In their study, Lee and his colleagues found that nitrate levels rose most in the Yellow Sea east of China (and southwest of South Korea), where the Changjiang River reaches the sea.

In one of the blocks of water studied in that area, nitrate concentrations have surged from 2 micromoles per litre to 8 micromoles per litre over the past 25 years.

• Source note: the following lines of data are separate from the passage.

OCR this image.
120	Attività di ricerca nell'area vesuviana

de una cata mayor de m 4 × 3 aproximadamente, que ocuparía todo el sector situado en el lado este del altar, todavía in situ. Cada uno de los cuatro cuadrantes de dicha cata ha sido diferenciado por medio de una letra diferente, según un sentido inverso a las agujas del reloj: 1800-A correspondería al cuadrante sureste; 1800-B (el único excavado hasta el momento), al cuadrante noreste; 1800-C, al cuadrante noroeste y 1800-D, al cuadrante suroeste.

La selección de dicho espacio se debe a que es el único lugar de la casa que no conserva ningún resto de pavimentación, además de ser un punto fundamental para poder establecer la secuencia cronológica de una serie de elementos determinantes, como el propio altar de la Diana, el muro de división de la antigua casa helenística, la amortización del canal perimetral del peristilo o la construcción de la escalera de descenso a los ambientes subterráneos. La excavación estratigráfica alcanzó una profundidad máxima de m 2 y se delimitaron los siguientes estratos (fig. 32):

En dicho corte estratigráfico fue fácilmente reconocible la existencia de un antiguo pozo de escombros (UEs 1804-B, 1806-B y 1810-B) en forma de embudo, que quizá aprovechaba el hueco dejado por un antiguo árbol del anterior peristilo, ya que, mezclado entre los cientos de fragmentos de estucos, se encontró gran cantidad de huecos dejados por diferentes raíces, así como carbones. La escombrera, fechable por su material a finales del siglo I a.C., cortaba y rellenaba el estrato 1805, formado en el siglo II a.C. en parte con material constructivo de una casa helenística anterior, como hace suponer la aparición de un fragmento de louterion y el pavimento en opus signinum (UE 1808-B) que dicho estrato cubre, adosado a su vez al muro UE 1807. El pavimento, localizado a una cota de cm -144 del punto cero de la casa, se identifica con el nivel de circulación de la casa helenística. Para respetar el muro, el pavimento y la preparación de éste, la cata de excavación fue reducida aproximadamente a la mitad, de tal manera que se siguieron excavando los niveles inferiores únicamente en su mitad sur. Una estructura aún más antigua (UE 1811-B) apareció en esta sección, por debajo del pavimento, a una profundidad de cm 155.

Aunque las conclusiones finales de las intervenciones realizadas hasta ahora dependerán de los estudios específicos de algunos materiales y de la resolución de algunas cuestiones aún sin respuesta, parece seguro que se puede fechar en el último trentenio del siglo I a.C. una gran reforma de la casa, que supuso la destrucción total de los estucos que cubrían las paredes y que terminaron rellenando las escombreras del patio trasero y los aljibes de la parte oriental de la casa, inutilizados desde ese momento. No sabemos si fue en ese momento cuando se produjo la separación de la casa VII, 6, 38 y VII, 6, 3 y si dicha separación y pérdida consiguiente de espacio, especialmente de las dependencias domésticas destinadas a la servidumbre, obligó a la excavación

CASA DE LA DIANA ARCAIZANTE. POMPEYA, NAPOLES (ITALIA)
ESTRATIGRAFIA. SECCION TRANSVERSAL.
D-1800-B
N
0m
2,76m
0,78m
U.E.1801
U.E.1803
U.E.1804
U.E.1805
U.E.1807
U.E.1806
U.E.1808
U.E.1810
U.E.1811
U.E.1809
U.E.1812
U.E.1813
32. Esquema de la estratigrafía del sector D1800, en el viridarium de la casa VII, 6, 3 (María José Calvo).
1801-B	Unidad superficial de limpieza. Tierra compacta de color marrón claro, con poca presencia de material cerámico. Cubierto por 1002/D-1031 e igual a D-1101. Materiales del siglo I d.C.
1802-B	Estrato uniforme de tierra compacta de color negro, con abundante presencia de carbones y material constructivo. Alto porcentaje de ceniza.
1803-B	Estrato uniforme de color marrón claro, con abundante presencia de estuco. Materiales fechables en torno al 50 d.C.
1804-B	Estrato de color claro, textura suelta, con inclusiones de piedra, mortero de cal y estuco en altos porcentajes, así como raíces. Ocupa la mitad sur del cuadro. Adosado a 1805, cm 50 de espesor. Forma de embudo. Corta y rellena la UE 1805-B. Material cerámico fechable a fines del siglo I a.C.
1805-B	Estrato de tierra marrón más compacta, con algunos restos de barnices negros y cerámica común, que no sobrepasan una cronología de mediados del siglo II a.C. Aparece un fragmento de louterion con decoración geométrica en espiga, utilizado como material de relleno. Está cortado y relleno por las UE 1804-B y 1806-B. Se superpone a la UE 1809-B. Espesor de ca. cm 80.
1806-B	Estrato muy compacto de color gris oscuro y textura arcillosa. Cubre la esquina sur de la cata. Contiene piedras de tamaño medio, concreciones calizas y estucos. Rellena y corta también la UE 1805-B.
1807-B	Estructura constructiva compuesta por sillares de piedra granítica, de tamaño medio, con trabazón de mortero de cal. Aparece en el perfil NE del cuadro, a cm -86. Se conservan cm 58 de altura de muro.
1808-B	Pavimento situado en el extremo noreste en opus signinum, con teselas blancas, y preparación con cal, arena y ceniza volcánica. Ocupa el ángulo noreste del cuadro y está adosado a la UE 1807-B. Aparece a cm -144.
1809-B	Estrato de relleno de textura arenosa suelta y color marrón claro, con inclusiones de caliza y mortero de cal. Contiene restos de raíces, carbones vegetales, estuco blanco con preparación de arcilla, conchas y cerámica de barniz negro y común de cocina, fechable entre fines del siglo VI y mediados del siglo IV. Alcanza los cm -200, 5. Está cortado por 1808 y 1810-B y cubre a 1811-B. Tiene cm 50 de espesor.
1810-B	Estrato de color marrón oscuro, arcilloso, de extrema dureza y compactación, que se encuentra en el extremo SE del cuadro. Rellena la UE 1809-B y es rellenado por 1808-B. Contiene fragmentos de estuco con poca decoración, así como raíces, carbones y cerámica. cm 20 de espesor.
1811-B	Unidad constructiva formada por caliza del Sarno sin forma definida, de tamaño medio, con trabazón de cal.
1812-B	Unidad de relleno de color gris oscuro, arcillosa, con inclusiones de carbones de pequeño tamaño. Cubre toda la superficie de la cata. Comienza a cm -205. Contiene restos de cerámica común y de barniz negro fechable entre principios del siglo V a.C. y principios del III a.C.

The current concentration in that area "is 30 times higher than [in] the Gulf of Mexico," says Ken Johnson, an oceanographer at the Monterey Bay Aquarium Research Institute in Moss Landing, California. "If you saw 8 micromoles in the Gulf, the dead zones there would ultimately be a lot bigger."

James Galloway, an environmental scientist at the University of Virginia, Charlottesville, who co-authored an August 2011 report on nitrogen in the environment for the US Environmental Protection Agency, says that the Pacific study demonstrates the need for greater controls on combustion systems and on nitrogen discharges to waterways from agricultural runoff, sewage and other sources. "Ultimately, the challenge is how to prevent the environmental consequences without diminishing the ability to produce food and energy, for Asia and elsewhere," he says.Johnson is leading a group of scientists trying to launch a global network of sensors that would continuously measure the impact of climate on nutrient fluxes, including nitrogen, as well as monitoring ocean acidification and oxygen stocks. "It's embarrassing how little data we have on oceans worldwide," he says.